Daily diet soda drinkers (there were 116 in the study) had a 48 percent higher risk of stroke or heart attack than people who drank no soda of any kind (901 people, or 35 percent of total participants). That’s after taking into account rates of smoking, diabetes, waistline size and other differences among the groups.

No significant differences in risk were seen among people who drank a mix of diet and regular soda.

Earlier studies have tied diet and regular soda consumption to greater risk of diabetes and a group of weight-related problems called the metabolic syndrome. Other studies have revealed a connection with these toxic drinks and neurological diseases like Parkinson’s disease.

Some diet soda critics have suggested it can promote a sweet tooth, affecting behavior and how much of a person’s diet comes from sugary sources rather than healthier fruits, vegetables and grains.

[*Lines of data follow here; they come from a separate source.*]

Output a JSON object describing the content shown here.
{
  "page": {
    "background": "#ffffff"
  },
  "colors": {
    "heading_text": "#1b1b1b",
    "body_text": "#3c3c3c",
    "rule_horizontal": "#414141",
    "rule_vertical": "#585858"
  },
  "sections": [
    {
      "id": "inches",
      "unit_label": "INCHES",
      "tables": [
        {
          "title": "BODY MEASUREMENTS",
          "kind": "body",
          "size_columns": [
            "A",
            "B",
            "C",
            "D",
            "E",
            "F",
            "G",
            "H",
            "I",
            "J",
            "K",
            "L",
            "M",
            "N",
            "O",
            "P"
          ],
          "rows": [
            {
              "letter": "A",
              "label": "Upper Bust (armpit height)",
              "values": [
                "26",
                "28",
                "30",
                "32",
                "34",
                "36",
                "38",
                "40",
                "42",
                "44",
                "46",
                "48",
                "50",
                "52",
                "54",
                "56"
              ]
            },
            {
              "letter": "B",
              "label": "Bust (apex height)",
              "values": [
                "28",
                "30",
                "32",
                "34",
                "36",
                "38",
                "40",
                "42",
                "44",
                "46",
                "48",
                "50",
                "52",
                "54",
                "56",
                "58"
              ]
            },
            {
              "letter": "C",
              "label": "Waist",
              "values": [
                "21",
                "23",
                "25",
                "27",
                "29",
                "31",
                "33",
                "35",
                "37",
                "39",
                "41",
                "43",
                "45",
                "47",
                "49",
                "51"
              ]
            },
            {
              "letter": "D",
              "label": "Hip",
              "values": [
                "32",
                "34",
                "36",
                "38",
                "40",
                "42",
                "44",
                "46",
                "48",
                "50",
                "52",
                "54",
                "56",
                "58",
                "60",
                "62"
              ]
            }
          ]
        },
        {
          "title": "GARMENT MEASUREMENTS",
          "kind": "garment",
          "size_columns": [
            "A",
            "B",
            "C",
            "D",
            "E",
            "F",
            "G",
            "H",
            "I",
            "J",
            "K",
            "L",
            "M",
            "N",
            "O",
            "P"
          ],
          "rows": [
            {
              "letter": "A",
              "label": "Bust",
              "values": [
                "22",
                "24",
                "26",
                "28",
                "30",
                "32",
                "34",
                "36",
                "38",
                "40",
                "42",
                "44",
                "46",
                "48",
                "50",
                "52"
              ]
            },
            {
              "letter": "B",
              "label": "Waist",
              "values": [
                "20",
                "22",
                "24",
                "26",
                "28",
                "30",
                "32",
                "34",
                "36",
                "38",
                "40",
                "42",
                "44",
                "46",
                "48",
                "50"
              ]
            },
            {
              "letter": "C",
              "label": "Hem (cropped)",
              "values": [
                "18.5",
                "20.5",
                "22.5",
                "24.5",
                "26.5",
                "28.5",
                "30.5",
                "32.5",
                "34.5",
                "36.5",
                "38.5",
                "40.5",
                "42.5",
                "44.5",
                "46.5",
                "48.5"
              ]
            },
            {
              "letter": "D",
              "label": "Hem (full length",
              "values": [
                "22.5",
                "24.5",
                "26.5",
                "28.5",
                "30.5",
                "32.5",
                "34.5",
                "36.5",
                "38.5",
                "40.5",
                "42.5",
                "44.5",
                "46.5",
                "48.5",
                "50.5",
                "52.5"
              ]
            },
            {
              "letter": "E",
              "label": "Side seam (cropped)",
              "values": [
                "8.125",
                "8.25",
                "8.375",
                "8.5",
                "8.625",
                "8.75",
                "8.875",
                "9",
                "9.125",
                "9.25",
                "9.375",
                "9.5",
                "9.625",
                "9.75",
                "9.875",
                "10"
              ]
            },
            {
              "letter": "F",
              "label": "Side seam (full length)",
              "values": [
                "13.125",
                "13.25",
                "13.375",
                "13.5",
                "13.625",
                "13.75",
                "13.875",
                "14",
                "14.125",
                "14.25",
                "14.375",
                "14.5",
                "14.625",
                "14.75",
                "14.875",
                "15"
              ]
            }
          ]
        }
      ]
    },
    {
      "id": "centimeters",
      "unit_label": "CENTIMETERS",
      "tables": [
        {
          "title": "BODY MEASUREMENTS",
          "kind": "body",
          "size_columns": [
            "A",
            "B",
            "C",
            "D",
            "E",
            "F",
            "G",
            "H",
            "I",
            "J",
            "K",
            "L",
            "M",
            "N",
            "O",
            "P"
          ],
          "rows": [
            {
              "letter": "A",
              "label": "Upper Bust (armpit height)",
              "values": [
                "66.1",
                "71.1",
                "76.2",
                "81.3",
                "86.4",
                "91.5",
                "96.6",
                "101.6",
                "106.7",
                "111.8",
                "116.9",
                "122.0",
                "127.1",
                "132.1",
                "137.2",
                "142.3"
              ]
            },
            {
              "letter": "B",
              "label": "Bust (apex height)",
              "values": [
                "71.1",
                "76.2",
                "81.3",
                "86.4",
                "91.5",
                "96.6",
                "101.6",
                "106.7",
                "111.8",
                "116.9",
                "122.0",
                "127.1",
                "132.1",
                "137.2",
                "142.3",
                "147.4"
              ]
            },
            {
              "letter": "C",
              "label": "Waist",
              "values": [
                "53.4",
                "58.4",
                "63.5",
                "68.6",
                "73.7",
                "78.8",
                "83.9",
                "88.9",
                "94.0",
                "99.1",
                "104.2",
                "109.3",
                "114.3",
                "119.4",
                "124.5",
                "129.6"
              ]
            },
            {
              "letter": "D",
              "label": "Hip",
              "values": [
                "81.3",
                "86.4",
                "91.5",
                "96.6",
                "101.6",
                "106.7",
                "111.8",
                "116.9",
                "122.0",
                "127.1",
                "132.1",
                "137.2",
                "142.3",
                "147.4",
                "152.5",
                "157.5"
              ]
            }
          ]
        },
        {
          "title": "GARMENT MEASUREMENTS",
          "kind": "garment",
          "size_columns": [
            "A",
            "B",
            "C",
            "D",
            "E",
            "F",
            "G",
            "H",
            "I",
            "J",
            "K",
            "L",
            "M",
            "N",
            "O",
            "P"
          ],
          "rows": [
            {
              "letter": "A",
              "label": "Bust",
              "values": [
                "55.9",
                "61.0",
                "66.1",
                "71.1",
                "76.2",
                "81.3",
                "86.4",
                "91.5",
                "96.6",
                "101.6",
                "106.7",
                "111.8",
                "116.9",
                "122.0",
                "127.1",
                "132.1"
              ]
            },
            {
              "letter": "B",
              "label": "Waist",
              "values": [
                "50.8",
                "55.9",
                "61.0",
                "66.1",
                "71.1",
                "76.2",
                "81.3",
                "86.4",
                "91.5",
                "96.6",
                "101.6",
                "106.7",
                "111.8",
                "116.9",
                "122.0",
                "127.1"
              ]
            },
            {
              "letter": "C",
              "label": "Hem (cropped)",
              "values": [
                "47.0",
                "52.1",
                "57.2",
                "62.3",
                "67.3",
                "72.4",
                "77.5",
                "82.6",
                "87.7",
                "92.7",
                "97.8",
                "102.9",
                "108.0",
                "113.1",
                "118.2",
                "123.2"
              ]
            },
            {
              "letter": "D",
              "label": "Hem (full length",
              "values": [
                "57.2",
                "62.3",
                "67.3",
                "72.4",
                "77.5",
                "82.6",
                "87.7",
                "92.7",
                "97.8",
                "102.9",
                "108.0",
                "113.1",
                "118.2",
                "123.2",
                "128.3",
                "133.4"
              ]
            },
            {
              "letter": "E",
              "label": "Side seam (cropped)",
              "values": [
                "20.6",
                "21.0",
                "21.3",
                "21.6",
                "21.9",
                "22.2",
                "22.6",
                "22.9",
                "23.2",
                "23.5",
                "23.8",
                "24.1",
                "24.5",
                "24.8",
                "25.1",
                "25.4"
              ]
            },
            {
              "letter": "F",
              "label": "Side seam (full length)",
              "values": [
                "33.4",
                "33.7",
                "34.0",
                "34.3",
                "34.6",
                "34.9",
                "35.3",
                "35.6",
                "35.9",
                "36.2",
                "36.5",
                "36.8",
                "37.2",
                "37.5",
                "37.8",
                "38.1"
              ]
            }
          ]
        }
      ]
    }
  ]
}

These sorts of studies just observe groups of people and are not strong enough evidence to prove risk.

“It’s too preliminary to suggest any dietary advice,” but other big studies should look at this question, Gardener said.

Greenberg, of the stroke association, called it “a real-world” look at possible risk.

And naturally, Dr. Maureen Storey, senior vice president of science policy for the American Beverage Association, said in a statement that there is no evidence “that diet soda uniquely causes increased risk of vascular events or stroke.”

“The body of scientific evidence does show that diet soft drinks can be a useful weight management tool, a position supported by the American Dietetic Association. Thus, to suggest that they are harmful with no credible evidence does a disservice to those trying to lose weight or maintain a healthy weight.”

The beverage group’s statement also noted researchers didn’t adjust their results for family history of stroke. Gardener, the researcher, said that’s not “a substantial weakness.”


Eric’s view

The bottom line is that if you really need to continually have these artificially man-made toxic drinks, you are going to have problems with your health sooner or later. Same goes for many packaged foods available from your supermarket. The ideal solution is to stick with natural fruits, vegetables, beans, etc. as much as possible. Either raw, or lightly cooked. Unfortunately, even moderate cooking destroys some of the essential enzymes that your stomach needs to digest these foods. You also must remember to chew all your food thoroughly before swallowing. This also cuts down on the production of gas and heartburn if the food is fully mashed before it gets to your stomach. After all, your stomach isn’t a blender. Just try your best to limit your consumption of soda drinks, whether they be diet or non-diet, as well as processed or packaged foods. Learn to read the labels, and know how much is too much for you.

Oh yes…and don’t forget to exercise regularly…very important!